Daily Mail

‘A Brighter Future’? More like a Danker Gloaming

- Letts at the Lib Dem manifesto launch Quentin

SMOKE was in the air last night when Tim Farron launched his Lib Dem party’s general election manifesto. No, it really was. Mr Farron, for some Godforsake­n reason that may puzzle political scientists for generation­s, chose to hold the event in a damp, ill-lit nightclub in the East End of London.

Mr Farron made a lively, finger-pointing, party conference-style speech but its content was dwarfed by the oddness of the setting. It certainly did not lay out any serious policy proposals, save a broad promise of a second referendum on the EU.

Politics as stunt. Policy as an afterthoug­ht (our tax proposals and national defence ideas? – see footnotes, you gullible voters). This was quite the silliest venue I have known for a manifesto launch in all the years I have been doing this strange job. And, being a nightclub, some chump on the mixing desks turned on the smoke machine. To give it atmosphere, see?

Gas masks, lads! Sorry, madam. Oh, you’re not a woman. You’re Vince Cable! Yes, Vince was there, a strained grin on his face. At this time of evening, should he not have been at home with a nice mug of Horlicks? The Cleggs were there, too, Mr and Senora. But I did not spot Ming Campbell. Perhaps he had forgotten to bring his ID for the heavy on the door.

As 500 or so of us packed into the Oval Space near Bethnal Green on the wettest evening of the year, the stage was soon hard to discern at the far end of the room. The activists had been forced to queue for ages outside. By the time they were let in they resembled half-drowned rats.

‘A Brighter Future’ said Lib Dem campaign posters which had been placed around the space. ‘A Danker Gloaming’ might have been more accurate.

The place was fugging up with a pong of rain- drenched clothes, creaky Lib Dems with spectacles and comb-over hairdos stumbling in, wringing wet (in both senses). Their glasses immediatel­y fogged up and they couldn’t see a blinking thing. The place soon stank like a sports changing room. Initially we were blasted out by pop music: Tomorrow I’ll Follow the Sun, All I Need is the Air That I Breathe and some UB40. Quite loud. The activists – I spotted several hearing aids – looked at each other with moony incomprehe­nsion, not able to understand a word anyone was saying to them. An old boy to my left started bopping arthitical­ly. It was like watching someone langlauf through glue. EVENTUALLY

a woman called Daisy took the stage and said she was Mr Farron’s ‘ Shadow Spokesman For Young People’. She looked about 40 but by Lib Dem standards that is kindergart­en. She begged everyone to put money in buckets to raise funds for the party. The raffle winner would earn the right to go jogging with Tim Farron in Hyde Park. The activists booed mentions of Tory Brexiteers. Finally, after a loud rendition of Britain’s Eurovision Song Contest entry (Never Give Up), little Farron bounced to the lectern in an electric blue suit. Behind him various Young People had been arranged. They were a lot younger than most of the people on the other side of the stage.

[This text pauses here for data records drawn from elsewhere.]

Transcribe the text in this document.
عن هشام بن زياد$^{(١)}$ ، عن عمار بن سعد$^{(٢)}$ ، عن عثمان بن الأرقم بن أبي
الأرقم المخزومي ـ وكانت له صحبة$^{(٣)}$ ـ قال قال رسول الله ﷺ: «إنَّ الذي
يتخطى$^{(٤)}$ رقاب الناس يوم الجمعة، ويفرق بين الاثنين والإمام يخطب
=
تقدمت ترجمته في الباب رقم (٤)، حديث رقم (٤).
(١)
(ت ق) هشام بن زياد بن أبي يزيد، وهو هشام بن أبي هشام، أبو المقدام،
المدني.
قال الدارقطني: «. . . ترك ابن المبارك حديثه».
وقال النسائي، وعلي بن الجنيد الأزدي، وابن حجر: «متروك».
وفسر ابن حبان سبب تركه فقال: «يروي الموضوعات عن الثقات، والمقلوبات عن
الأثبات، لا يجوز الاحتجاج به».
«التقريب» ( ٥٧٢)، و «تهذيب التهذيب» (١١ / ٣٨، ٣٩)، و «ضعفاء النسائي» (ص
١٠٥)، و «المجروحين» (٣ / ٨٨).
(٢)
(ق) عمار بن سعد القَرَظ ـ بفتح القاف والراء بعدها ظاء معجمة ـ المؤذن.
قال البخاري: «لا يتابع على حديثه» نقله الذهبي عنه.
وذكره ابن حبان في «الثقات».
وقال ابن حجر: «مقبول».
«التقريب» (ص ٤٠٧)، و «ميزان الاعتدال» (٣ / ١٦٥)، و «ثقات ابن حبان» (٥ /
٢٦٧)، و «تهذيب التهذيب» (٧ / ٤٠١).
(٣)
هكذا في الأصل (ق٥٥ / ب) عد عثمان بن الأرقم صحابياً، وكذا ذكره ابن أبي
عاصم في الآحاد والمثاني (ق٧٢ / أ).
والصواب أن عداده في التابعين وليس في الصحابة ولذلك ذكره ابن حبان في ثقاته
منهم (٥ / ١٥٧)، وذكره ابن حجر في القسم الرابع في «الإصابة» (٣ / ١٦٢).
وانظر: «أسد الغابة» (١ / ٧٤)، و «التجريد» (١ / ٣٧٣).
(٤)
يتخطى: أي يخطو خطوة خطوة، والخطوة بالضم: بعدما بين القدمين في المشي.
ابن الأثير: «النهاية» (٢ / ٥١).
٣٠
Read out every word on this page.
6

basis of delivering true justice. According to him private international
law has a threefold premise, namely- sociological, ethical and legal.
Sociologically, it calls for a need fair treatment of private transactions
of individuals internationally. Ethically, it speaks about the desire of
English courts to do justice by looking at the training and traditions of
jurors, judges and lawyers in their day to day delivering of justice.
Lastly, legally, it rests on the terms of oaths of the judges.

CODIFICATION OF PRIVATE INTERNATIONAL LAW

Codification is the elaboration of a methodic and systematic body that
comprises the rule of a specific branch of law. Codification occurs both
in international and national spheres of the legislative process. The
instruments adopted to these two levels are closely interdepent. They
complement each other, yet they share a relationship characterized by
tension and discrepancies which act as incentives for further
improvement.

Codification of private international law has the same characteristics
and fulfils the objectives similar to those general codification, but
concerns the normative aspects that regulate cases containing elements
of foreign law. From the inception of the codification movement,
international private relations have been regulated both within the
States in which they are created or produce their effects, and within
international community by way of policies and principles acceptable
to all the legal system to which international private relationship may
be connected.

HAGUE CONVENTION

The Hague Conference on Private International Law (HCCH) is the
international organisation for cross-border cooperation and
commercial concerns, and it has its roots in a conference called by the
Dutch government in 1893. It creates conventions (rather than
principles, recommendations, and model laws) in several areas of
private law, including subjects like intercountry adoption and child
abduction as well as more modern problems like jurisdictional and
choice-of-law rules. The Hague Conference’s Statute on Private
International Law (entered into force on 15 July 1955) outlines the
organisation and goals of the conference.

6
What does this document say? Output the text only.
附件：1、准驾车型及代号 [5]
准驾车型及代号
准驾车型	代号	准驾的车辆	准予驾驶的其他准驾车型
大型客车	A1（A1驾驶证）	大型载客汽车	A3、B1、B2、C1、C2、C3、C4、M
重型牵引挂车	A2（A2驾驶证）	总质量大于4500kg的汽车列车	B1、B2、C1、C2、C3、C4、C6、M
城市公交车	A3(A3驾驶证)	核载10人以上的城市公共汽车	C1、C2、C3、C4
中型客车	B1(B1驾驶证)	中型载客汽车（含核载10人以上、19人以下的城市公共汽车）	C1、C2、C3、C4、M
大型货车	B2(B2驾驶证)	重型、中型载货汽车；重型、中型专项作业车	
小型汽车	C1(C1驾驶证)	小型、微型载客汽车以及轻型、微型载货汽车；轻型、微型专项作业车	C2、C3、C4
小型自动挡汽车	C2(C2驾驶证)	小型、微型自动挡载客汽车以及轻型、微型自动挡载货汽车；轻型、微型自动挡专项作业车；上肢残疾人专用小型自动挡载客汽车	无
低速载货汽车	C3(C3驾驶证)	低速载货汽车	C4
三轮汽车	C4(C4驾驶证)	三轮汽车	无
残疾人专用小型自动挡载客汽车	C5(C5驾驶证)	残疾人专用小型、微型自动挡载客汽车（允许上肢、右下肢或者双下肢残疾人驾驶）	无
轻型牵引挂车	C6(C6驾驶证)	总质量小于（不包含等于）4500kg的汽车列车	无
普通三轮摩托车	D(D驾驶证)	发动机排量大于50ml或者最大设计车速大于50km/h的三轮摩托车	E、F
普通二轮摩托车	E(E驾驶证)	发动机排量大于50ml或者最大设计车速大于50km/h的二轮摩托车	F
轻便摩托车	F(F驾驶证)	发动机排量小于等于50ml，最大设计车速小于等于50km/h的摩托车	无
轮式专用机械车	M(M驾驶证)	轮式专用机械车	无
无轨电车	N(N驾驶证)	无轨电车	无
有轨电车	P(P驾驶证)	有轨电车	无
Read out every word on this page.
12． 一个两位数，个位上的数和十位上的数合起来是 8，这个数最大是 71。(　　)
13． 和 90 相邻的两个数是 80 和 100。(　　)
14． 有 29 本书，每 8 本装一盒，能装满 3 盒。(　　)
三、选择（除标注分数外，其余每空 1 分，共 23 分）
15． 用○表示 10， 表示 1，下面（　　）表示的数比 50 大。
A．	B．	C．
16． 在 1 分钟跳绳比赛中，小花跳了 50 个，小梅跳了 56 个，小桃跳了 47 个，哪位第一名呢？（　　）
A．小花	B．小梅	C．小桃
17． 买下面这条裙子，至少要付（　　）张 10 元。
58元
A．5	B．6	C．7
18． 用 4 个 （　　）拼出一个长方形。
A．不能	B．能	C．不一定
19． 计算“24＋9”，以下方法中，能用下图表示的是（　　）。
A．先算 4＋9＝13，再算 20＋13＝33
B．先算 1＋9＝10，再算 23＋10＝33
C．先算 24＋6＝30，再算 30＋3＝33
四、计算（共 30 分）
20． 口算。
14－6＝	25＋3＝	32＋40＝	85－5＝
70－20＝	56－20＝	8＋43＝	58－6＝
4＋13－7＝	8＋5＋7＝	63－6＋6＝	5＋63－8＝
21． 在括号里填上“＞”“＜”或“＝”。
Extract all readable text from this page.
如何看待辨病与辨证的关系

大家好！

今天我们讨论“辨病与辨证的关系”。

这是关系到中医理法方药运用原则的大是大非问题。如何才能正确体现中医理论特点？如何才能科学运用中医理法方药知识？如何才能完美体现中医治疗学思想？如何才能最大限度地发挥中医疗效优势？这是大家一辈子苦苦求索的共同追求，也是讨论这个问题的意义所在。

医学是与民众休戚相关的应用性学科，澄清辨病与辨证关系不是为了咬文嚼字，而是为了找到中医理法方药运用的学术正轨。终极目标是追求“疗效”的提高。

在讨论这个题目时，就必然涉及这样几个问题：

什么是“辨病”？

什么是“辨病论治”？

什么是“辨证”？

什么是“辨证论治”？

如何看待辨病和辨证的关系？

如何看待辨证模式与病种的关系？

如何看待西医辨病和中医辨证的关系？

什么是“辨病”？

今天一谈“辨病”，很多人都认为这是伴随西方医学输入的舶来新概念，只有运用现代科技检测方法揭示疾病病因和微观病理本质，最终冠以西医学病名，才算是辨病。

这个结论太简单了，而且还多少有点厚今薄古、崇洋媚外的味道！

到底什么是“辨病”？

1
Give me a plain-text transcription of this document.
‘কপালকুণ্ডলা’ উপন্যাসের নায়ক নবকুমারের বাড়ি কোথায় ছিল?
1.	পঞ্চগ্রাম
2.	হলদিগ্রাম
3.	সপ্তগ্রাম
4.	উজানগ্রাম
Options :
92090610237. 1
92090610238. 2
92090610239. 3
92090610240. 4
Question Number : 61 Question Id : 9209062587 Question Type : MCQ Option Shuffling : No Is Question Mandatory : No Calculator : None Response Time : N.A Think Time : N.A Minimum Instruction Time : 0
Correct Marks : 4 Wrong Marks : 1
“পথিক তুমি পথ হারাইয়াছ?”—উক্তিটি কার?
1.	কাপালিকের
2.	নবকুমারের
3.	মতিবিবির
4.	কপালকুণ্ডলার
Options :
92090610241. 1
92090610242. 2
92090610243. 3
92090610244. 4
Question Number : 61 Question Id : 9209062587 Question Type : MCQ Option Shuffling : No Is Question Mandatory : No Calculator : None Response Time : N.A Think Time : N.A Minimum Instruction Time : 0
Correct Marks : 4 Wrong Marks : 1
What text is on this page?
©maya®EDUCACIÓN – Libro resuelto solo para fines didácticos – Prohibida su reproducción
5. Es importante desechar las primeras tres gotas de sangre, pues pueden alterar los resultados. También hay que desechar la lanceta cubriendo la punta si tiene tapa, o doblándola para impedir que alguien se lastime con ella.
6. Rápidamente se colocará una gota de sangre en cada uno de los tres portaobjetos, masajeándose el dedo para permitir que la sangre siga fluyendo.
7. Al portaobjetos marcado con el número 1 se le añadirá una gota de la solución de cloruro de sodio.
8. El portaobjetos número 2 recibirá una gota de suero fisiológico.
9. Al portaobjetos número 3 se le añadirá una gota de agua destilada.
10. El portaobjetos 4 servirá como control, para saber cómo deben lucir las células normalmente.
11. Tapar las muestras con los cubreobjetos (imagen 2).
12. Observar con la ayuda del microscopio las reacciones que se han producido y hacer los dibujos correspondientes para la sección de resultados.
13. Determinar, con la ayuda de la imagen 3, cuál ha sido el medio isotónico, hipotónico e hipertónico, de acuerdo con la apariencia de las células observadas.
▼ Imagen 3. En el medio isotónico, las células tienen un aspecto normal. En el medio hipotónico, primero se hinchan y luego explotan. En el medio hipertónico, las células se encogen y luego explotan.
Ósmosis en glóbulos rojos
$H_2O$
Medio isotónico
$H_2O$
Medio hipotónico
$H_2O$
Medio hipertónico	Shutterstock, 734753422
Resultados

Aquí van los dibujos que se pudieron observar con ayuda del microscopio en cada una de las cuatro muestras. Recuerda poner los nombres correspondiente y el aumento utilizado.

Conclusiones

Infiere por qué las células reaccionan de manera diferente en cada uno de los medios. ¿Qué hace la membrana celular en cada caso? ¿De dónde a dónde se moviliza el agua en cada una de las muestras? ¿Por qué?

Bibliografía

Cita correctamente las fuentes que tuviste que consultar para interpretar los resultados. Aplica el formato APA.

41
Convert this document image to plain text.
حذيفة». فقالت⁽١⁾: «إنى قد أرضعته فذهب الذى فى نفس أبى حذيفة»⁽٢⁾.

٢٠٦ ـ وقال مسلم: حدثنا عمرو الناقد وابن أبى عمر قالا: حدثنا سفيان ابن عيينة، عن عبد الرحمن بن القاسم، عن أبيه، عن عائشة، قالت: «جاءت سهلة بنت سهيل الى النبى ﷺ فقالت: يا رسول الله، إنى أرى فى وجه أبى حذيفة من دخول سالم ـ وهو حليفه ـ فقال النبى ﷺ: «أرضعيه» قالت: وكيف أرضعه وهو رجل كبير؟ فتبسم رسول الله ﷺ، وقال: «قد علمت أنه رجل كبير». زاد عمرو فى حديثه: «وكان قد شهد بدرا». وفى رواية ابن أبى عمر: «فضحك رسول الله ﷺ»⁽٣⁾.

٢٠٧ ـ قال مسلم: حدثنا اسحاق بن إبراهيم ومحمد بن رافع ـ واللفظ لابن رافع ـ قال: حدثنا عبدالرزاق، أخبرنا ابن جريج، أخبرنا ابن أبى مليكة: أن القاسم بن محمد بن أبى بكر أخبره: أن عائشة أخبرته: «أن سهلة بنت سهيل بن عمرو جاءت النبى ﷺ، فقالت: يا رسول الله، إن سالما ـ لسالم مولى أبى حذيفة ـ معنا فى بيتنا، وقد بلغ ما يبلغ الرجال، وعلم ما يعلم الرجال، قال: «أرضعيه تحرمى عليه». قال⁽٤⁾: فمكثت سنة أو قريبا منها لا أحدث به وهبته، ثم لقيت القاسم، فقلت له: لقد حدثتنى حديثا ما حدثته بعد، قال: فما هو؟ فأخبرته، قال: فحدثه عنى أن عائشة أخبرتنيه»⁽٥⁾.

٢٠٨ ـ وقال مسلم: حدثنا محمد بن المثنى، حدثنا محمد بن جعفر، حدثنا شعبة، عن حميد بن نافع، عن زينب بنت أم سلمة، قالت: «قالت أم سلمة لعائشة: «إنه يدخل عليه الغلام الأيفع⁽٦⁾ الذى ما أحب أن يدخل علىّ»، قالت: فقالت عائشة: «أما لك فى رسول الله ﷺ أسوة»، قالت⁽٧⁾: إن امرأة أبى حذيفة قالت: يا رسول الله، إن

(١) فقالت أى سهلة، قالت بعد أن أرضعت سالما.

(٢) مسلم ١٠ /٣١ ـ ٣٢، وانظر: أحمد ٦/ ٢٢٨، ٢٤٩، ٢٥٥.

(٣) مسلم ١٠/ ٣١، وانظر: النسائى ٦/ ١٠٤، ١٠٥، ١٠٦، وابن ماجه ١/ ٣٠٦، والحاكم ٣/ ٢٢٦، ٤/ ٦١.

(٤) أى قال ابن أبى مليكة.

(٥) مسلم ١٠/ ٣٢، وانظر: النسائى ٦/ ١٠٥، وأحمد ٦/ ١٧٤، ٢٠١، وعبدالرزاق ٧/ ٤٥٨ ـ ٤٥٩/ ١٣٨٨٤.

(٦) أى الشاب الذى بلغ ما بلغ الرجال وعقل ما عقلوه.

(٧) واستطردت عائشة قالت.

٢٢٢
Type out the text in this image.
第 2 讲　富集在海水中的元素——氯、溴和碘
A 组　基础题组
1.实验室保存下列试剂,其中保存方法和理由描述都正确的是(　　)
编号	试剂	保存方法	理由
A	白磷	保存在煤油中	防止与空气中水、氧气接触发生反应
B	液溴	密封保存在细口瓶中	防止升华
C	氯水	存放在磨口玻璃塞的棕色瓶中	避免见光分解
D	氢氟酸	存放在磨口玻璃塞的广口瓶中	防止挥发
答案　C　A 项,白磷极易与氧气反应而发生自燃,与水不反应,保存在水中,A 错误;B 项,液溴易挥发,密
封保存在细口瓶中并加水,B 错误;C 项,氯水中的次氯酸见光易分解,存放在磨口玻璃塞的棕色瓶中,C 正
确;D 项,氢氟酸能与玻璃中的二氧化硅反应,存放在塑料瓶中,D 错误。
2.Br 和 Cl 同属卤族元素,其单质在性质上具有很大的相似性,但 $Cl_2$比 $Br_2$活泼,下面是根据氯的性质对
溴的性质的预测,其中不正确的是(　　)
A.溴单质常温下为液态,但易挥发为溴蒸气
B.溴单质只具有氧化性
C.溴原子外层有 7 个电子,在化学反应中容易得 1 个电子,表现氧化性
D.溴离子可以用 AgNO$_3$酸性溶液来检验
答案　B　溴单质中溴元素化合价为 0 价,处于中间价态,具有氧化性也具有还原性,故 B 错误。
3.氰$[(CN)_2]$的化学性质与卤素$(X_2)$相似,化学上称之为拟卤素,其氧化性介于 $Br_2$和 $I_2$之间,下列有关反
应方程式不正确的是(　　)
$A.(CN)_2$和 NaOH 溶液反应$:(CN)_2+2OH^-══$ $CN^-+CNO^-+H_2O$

In his speech, Mr Farron spoke of his desire for a kinder Britain where people were polite to one another. He then tore into Nigel Farage and said Ukip had taken over the Tory Party.

‘Labour has lost its purpose but we have found ours,’ he said under these strobe lights and through this miasma of dry ice. ‘They have lost the right to call themselves the Opposition.’ His accent was more glottal- stoppy ( almost Blairish at times) than normal. Above him a fan whirred, taking out some of the hot air. ‘I am here,’ he screamed, ‘to tell you that we won’t roll over...This is your chance to change Britain’s future!’

Maybe it is. But by the end it was so sweaty in the room I was more interested in changing my smalls.